Nie zaczyna się zdania od „a więc” ale to przecież cytat i do tego przedwojenny; brzemienny historycznie więc pozwalam sobie.
Spirala zadłużeń osób prywatnych i organizmów prawnych czyli państw i przedsiębiorstw przywołuje sienkiewiczowską wizję z „Ogniem i mieczem”. Czerń, Kozacy, Tatarzy i wszelakiego autoramentu tutejsi ludzie pili po karczmach na kreskę wiedząc doskonale, iż nadchodząca wojna będzie wybawieniem. Wybawieniem dla wszystkich zadłużonych gdyż jak wrócą to z łupami i długi uregulują. Jak nie wrócą bo zginą – zginie również ich dług. Ot zwyczajny morale hazard. Dobry Bóg bowiem umarza umrzykom długi ziemskie od ręki a żyjących wierzycieli zostawia z problemem.
Bankruci prywatni dzisiaj
Rosnąca skala bankructw osób fizycznych na świecie powoduje, że corocznie będziemy mieć gwałtowanie rosnące grupy ludzi nie posiadających nic i skłonnych do zachowań ryzykownych, wręcz ostatecznych. Mając na myśli stan posiadania, chodzi mi nie o własność, która w dzisiejszym świecie ,jest najdroższą formą posiadania ale o zdolność do terminowego regulowania zobowiązań. Bankruci prywatni mają tylko debety i wielką skłonność do tzw. ucieczki do przodu. Od tego już tylko krok do przekonanie szarego człowieka, że zwycięska wojna rozwiąże jego kłopoty.

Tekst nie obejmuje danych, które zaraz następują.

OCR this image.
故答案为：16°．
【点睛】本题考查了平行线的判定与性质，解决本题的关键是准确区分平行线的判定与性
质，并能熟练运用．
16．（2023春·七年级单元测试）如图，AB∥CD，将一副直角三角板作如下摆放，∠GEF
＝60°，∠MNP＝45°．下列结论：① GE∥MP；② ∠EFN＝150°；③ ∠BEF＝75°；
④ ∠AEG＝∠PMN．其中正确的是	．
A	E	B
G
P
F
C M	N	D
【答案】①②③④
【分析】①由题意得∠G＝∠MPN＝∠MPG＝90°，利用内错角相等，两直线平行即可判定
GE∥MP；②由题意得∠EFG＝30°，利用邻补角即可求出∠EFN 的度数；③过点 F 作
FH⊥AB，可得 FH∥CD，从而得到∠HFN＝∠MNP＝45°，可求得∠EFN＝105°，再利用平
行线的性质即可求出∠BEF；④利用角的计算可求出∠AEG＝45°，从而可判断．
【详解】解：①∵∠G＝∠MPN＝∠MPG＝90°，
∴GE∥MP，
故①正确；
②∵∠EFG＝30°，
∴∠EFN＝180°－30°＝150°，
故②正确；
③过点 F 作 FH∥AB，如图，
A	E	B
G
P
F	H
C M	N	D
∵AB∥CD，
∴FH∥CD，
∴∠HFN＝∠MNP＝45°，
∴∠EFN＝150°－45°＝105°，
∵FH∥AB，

Jak wiadomo skłonność obywatela do narażania cennego życia w okresie prosperity jest nikła. Ale już 6 milionów bezrobotnych i pozbawionych perspektyw ludzi wygrało dla national socjalizmu wybory i umieściło strategów wojny na czele państwa. Dziś sytuacja jest analogiczna.
System emerytalny a la Bismarck
Klasyk ubezpieczenia społecznego był geniuszem polityki. Wiedział doskonale jakie instrumenty społeczne, polityczne, militarne gdzie i kiedy stosować. Znając statystykę łatwo policzyć, że gdy w przypadku 10-ciu płacących składkę do świadczenia dożywa 6-ciu, system jest ekonomicznie wydolny. Co robić jednak gdy proporcje staną się niekorzystne? Tego Żelazny Kanclerz nie powiedział ale ostatni ze środków w jego instrumentarium zawsze był klasyczny. Wojna.
Bankrutujące państwa
Państwa są zadłużone jak nigdy. I tylko wiara w mechanizm filozoficzny w swej istocie, że „państwo ekonomicznie nie bankrutuje nigdy” trzyma przy życiu większość dzisiejszych tworów państwowych. Zawsze przecież można wypuścić obligacje 200-letnie. Co do mnie, jako rządzący wypuszczałbym nawet 300-letnie bo co mnie obchodzi los takiego Wrocławia za lat trzysta. To perspektywa abstrakcyjna, nie do oceny i rozpoznania. Istnieje jednak punkt przełamania gdy już dalej nie można. Widać to szczególnie na Zachodzie Europy, gdzie zadłużenie państw zbliża się często do rocznego PKB. Wtedy księgowo zaczyna mocno już ciążyć koszt długu czyli odsetki. Klasyczne zjadanie własnego ogona gdyż odsetki państwo liczy i potrąca same sobie. To krok przed bankructwem.
Skłonność do wojny
Dzisiejszy osławiony PR nie jest inny i lepszy niż propaganda w czasach poprzednich. To samo. Dzisiaj wywołanie nastrojów czy histerii prowojennych jest jednak znacznie prostsze i tańsze niż 70 lat temu. Mamy powszechną wiedzę w przekaz reklamowy czyli propagandowy oraz samo medium czyli telewizję. Internet wzmacnia i potania tylko środki propagandowe.
Wojna, wojna ponad wszystko
Jak zatem wyjść z kryzysu? Amerykanie mówią, że przez upadek. My Europejczycy często wybieraliśmy wojny. Wydaje mi się, że mentalnie, jedynymi gotowymi w Europie, a co za tym idzie, pierwszymi, będą Rosjanie.
Oczywiście, po stosownych uzgodnieniach zatrzymają się na Wiśle. Chyba, żeby najpierw naftowe pola na wschodzie ZSRS wykupiła Budesrepublik za ciężkie pieniądze. Wojnę przecież prowadzi się przy pomocy pieniądza. A narzędzia dobiera się odpowiednio do strategii.
Państwo polskie jest do zlikwidowania we wszystkich opcjach. Z korzyścią dla Polaków - to oczywiste.